In `@rl_engine/kernels/gtest/operator_inputs.py`:
- Around line 199-210: Reject non-positive vocab values at the start of
_token_ids before any mode-specific logic runs. Add an upfront validation in
_token_ids that raises a clear error when vocab <= 0, so constant mode does not
hit token_value % vocab and random mode does not fall through to torch.randint
with an invalid range. Keep the fix localized to _token_ids and use its existing
parameters to enforce the check.

In `@rl_engine/kernels/gtest/operator_specs.py`:
- Around line 78-106: make_candidate() currently lets CUDA-backed candidates
through without validating the resolved device, so add an early guard in this
function to reject cuda/cuda-sm90 when the selected device is not CUDA-capable.
Use the existing args.device flow from
make_operator_case()/scripts/check_operator.py and check the resolved device
before loading the candidate, raising a clear ValueError for invalid
backend/device combinations. Keep the existing candidate selection logic and
unique symbols like make_candidate, CandidateSpec, and _LogpSM90CandidateAdapter
to locate the fix.

In `@rl_engine/kernels/gtest/tolerance.py`:
- Around line 11-18: The tolerance contract loader in load_contract is reading
tolerance_contract.yaml with json.load, which only supports strict JSON. Update
load_contract to parse the contract as YAML (using the existing _CONTRACT_PATH
target) or, if you intend to keep JSON parsing, rename the contract and path to
a .json file so the loader and file format match.

---

Nitpick comments:
In `@rl_engine/kernels/gtest/op_checks.py`:
- Around line 184-187: The _call_candidate helper is invoking .forward() first
for Module-like objects, which skips the public callable path. Update
_call_candidate so it prefers candidate(**inputs) whenever candidate is
callable, and only falls back to candidate.forward(**inputs) for non-callable
adapters; keep the existing callable checks around candidate and forward to
preserve compatibility.

🪄 Autofix (Beta)

Fix all unresolved CodeRabbit comments on this PR:

Push a commit to this branch (recommended)
Create a new PR with the fixes

ℹ️ Review info

⚙️ Run configuration

Configuration used: defaults

Review profile: CHILL

Plan: Pro

Run ID: e1add4ce-5e2e-4b44-943e-1d6e4abc2a8c

📥 Commits

Reviewing files that changed from the base of the PR and between ea196da and 7defbdd.

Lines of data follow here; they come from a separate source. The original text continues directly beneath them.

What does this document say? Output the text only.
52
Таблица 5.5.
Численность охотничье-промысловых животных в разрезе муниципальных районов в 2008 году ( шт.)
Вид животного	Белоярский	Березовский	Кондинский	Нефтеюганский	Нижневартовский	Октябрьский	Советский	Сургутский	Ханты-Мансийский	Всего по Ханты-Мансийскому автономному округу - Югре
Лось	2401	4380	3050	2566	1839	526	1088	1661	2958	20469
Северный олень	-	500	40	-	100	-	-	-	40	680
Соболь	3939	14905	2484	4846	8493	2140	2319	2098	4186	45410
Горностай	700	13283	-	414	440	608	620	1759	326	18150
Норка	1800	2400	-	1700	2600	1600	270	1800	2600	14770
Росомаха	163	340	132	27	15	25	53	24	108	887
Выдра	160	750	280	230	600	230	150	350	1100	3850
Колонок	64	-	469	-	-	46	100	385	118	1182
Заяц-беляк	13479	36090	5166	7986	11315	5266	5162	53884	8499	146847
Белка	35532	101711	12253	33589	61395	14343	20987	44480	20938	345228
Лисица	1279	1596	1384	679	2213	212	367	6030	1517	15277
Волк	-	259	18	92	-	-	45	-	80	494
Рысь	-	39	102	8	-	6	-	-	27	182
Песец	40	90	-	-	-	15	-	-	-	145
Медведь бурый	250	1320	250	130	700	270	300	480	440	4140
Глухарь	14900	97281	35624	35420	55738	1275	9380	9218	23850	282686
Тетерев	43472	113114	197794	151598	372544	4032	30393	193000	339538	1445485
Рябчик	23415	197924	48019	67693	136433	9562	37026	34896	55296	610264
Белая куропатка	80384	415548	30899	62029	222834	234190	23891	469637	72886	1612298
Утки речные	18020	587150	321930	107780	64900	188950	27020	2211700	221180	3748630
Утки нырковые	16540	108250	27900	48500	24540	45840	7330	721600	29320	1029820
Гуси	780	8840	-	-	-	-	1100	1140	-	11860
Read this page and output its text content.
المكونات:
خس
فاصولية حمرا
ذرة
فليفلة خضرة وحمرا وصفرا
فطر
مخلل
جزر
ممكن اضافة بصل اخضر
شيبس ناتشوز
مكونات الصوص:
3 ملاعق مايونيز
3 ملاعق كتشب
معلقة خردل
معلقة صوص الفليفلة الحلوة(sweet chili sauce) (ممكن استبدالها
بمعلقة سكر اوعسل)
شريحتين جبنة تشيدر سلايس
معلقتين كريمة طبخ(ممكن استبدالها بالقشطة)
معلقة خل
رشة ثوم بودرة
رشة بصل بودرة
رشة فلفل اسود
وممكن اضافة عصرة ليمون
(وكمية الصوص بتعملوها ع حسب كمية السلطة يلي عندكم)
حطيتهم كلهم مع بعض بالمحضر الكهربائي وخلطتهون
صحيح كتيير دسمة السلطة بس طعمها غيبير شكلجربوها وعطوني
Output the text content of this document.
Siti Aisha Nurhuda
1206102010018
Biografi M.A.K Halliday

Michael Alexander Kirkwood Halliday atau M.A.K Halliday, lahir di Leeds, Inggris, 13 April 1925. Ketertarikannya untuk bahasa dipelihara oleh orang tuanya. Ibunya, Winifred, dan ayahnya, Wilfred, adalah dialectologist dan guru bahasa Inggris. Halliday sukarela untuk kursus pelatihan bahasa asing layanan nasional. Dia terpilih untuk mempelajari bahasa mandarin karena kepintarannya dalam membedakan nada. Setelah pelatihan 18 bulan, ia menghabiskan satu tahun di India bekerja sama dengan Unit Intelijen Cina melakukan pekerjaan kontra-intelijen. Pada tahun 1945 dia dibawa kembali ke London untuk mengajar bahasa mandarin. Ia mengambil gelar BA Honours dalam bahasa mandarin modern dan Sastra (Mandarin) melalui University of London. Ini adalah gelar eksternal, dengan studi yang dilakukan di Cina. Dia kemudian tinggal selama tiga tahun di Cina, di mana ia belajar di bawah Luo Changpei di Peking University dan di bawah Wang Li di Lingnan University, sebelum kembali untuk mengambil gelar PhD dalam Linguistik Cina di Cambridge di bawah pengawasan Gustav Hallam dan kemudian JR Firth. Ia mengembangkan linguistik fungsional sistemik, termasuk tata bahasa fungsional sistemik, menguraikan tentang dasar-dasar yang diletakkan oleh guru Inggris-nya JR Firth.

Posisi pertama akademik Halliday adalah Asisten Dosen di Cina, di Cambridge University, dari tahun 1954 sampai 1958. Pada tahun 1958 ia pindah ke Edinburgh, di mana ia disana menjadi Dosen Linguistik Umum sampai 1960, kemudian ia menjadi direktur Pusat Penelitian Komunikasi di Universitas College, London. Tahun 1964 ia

📒 Files selected for processing (14)

docs/contributing/issue-108-session-log.md
docs/operators/fused-logp.md
rl_engine/kernels/gtest/__init__.py
rl_engine/kernels/gtest/op_checks.py
rl_engine/kernels/gtest/operator_inputs.py
rl_engine/kernels/gtest/operator_specs.py
rl_engine/kernels/gtest/tolerance.py
rl_engine/kernels/gtest/tolerance_contract.yaml
rl_engine/kernels/ops/pytorch/loss/logp.py
scripts/check_operator.py
tests/test_logp.py
tests/test_op_checks.py
tests/test_operator_inputs.py
tests/test_tolerance_contract.py

Flink-ddd

This is an excellently designed testing harness. Building a unified gtest runner with a YAML-backed tolerance contract is exactly what Workstream 1 needs to scale across CUDA, Triton, and ROCm. The JSON output integration will make CI regression tracking much easier.

Since this is an initial MVP version, the foundation looks very solid. Below are some reviews that outline some architectural improvements:

Flink-ddd · 2026-06-28T07:22:56Z

@@ -0,0 +1,1044 @@
+# ISSUE-108 Session Log
+
+本文档记录本 session 中围绕 RL-Kernel 算子测试框架、CUDA 验证和 upstream 同步的所有关键修改。后续本 session 中每次代码修改都必须继续追加到本文档，记录目标、设计判断、修改文件、验证方式和结果。


please use english to replace

Please translate the session log from Chinese to English to maintain the repository's open-source linguistic consistency.

I will fix it today

Flink-ddd · 2026-06-28T07:33:08Z

+    )
+
+
+def _run_case(


Currently, _run_case only evaluates the forward pass (_call_candidate). As we have established in the RMSNorm, SwiGLU, and Embedding PRs, backward-pass consistency is critical to preventing RL training drift.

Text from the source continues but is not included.